My Vietnamese is rubbish – comparatively so. Listening and reading skills have improved and writing abilities are slowly inching upwards, but otherwise I tend to grunt tacit responses to questions, and by all means I know it’s bejeweled with a terrible accent. And it’s not my Vietnamese that makes me stand out – it’s my physical appearance too. I’m taller, stronger built, and my clothes are distinctly different than what the locals wear.
But I’m Vietnamese too, a foreigner from abroad that shares the same ethnic roots with everyone here. This sets me completely aside from all other visitors and tourists who are distinctly non-Vietnamese (Americans, Englishmen, Germans, Koreans, Japanese, Chinese, the lot). I’m something else, a mixture of person fortunate enough to travel and someone who stems from the same bloodline of everyone here; I’m a amalgam of Eastern and Western hemispheres, a product of the Fall of Saigon in 1975, a somebody who’ll continuously bounce back and forth between two distinctly different cultures for the rest of my life.

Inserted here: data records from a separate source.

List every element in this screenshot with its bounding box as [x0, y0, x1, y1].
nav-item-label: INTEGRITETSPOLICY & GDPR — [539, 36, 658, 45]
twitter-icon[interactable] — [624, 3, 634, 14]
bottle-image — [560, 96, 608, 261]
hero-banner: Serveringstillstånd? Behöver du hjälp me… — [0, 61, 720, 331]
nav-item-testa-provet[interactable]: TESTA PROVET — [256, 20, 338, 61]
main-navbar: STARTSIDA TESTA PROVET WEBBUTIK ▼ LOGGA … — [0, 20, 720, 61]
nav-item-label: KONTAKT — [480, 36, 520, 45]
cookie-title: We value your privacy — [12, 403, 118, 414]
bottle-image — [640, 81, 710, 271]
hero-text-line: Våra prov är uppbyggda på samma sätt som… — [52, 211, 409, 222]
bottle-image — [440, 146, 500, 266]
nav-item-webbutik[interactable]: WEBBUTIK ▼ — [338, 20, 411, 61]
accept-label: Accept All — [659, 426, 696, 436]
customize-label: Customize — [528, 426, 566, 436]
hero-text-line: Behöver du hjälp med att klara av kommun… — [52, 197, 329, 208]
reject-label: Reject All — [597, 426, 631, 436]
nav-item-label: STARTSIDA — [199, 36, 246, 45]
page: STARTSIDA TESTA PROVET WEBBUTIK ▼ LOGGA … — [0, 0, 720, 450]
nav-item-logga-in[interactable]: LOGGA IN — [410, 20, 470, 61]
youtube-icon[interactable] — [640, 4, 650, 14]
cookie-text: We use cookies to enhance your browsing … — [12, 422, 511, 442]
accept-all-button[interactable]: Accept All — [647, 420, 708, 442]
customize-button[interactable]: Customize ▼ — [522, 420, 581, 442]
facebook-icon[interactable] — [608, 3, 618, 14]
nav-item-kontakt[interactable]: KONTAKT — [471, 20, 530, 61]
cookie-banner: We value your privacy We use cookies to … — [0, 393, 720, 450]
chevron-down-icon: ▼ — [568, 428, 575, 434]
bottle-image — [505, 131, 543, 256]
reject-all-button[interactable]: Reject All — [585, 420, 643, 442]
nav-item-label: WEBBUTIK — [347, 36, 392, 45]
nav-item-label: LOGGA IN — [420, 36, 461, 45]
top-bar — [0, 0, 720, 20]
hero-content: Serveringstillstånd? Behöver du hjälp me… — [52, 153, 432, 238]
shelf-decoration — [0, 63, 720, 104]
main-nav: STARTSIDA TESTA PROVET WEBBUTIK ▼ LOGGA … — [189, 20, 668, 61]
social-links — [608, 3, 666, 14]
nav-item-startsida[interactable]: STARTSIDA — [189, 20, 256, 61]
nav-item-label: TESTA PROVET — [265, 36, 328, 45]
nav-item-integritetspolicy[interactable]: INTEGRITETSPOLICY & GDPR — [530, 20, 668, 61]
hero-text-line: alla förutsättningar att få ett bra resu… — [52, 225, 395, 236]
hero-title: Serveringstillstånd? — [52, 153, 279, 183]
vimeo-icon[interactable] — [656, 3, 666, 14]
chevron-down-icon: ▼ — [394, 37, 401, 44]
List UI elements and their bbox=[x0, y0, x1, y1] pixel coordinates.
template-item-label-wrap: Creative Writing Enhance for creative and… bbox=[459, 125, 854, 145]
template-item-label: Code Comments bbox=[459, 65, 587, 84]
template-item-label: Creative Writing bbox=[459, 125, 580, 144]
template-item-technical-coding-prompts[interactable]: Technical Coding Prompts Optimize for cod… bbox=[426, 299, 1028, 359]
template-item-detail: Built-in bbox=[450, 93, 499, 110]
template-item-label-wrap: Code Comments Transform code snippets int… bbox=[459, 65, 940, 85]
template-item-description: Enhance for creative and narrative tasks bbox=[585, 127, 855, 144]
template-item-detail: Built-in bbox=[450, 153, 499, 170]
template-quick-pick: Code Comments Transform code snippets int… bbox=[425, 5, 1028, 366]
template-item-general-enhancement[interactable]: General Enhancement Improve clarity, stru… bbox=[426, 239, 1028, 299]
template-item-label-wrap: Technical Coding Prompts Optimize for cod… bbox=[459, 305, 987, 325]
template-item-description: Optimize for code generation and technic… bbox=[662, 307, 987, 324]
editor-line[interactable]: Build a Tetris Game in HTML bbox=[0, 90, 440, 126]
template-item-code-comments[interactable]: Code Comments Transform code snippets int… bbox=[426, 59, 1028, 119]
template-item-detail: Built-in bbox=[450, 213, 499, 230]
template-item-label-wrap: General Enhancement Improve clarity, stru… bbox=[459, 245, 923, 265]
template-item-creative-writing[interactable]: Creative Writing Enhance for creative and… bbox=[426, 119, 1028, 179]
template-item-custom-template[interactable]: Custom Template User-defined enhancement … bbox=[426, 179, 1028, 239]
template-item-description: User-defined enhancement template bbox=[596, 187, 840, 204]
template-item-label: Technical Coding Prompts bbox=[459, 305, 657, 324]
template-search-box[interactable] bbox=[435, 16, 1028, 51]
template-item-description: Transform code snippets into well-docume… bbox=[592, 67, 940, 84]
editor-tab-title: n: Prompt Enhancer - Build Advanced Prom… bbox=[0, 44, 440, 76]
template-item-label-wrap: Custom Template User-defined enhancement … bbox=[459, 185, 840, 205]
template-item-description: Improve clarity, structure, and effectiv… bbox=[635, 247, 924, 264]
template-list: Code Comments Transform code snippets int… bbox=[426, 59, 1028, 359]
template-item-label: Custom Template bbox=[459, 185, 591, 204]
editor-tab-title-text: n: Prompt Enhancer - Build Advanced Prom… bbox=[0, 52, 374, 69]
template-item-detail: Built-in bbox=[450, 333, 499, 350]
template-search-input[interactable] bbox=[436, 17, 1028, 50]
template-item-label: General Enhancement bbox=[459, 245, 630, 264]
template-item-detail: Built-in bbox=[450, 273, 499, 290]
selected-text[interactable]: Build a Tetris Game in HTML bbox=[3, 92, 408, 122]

Is it a curse or a blessing? I’m more inclined to believe the latter, but realistically it’s a broth of both. Simultaneously I’ll be blessed to understand both schools of thought and cursed to never fully fit into either. It’s not a bad or good thing – it’s just reality. And who am I to blame my birthright for this condition?
I live up to it – hell I embrace it. This is my life, and I’m grateful for it.
It means that I’m lucky enough to be born into a life filled with endless support and love from family and friends; that I can empathize and sympathize with people from both culture hemispheres; that I have the sensitivity for culture humility and respecting differences; that I’m able to appreciate and learn from both Eastern and Western realms of thought, and perhaps have a distinct outlook unique to conventional ideas.
It also means I’m unlucky to constantly experience misunderstandings, prejudices and self-mediated racism between both hemispheres; that regardless of my capabilities I’ll still be shunned in some form or a way either for my mispronunciation, my skin color, my background, my name or so on; that I’ll have a harder time finding a sense of community that doesn’t relinquish my own idiosyncrasies and feelings regarding my own heritage and upbringing.
This is reality. It’s neither hot nor cold, good nor bad, happy nor sad – it’s pretty boringly lukewarm, in fact. But probably the best part of it all?
I get to appreciate both the deliciousness of a breakfast croissant and a lunchtime bowl of steaming phở. So time to get on with life and love it for all its lukewarm brothiness – and I plan to live up to it well.